Abstract
Objectives: To investigate the potential of geometrically optimized single-isocenter dynamic conformal arcs (GO-SIDCA), a novel and efficient technique for radiosurgery of multiple brain metastases, and to compare GO-SIDCA with published volumetric modulated arc therapy (VMAT) and SIDCA techniques for plan quality and delivery efficiency.
Methods: Five patients with 3-5 brain metastases were studied. Each GO-SIDCA plan was created using 4 non-coplanar arcs to treat all targets simultaneously in each arc. The optimal collimator and couch angles that yield minimum MLC opening area among the targets were initially calculated using an in-house script in a pre-defined solution space. Arcs that have large amount of MLC opening area were further optimized by breaking each arc into sub-arcs and optimize the collimator angle manually in each sub-arc to reduce the MLC opening area. Target coverage and conformity were improved by adjusting the MLC block margin for individual target. Plans were evaluated using Radiation Therapy Oncology Group conformity index (RCI), Paddick conformity index (PCI), gradient index (GI), total monitor units (MUs), and delivery time.

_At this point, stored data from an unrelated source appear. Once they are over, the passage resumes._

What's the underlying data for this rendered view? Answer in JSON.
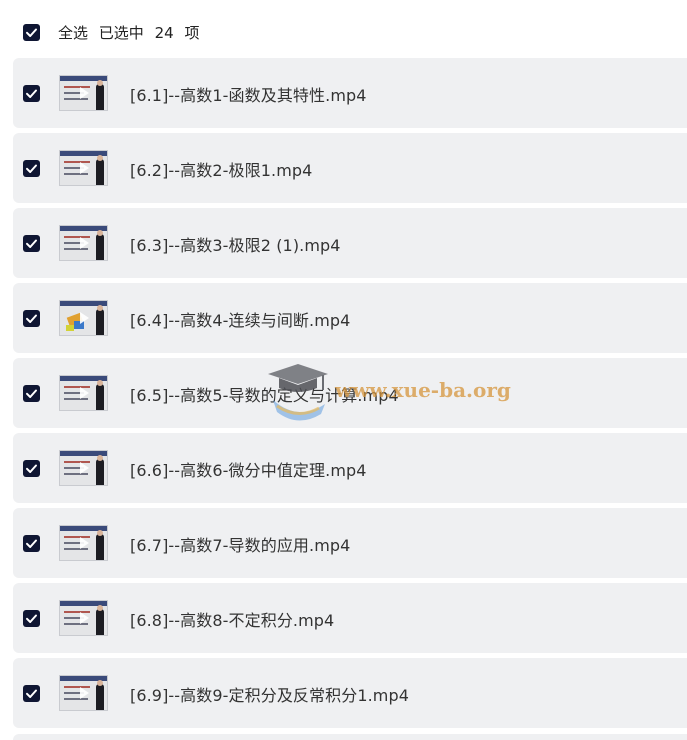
{
  "header": {
    "select_all": "全选",
    "selected_prefix": "已选中",
    "selected_count": "24",
    "selected_suffix": "项",
    "checked": true
  },
  "files": [
    {
      "name": "[6.1]--高数1-函数及其特性.mp4",
      "checked": true
    },
    {
      "name": "[6.2]--高数2-极限1.mp4",
      "checked": true
    },
    {
      "name": "[6.3]--高数3-极限2 (1).mp4",
      "checked": true
    },
    {
      "name": "[6.4]--高数4-连续与间断.mp4",
      "checked": true
    },
    {
      "name": "[6.5]--高数5-导数的定义与计算.mp4",
      "checked": true
    },
    {
      "name": "[6.6]--高数6-微分中值定理.mp4",
      "checked": true
    },
    {
      "name": "[6.7]--高数7-导数的应用.mp4",
      "checked": true
    },
    {
      "name": "[6.8]--高数8-不定积分.mp4",
      "checked": true
    },
    {
      "name": "[6.9]--高数9-定积分及反常积分1.mp4",
      "checked": true
    }
  ],
  "watermark": {
    "text": "www.xue-ba.org",
    "icon": "graduation-cap-icon"
  },
  "colors": {
    "checkbox": "#0f1633",
    "row_background": "#eff0f2",
    "watermark": "#d6963c"
  }
}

Results: GO-SIDCA is a very efficient radiosurgery technique for multiple targets. The MUs required for 18Gy were 3272 ± 274, which saves almost 79% of SIDCA’s MUs (15471 ± 3247) and 58% of VMAT’s MUs (7814 ± 582). The delivery time was 11.15 ± 0.35 minutes, which is about 4 minutes quicker than VMAT and 25 minutes quicker than SIDCA. The conformity of GO-SIDCA plans (RCI = 1.23 ± 0.10, PCI = 0.80 ± 0.06) is significantly improved comparing to SIDCA (p < 0.001), but not as good as VMAT (p = 0.001). However, the gradient index (4.75 ± 0.37) was not significantly different from VMAT (4.34 ± 0.54, p = 0.19) and slightly higher than SIDCA (3.93 ± 0.56, p = 0.04).
Conclusions: Among the three techniques, GO-SIDCA is the most efficient for radiosurgery of multiple targets. It provides the best MU efficiency and comparable plan quality with SIDCA and VMAT. However, since there is no inverse optimization and modulation, the plan quality depends highly on the relative positions of the targets. For cases without good geometry, inversely optimized VMAT might have an advantage.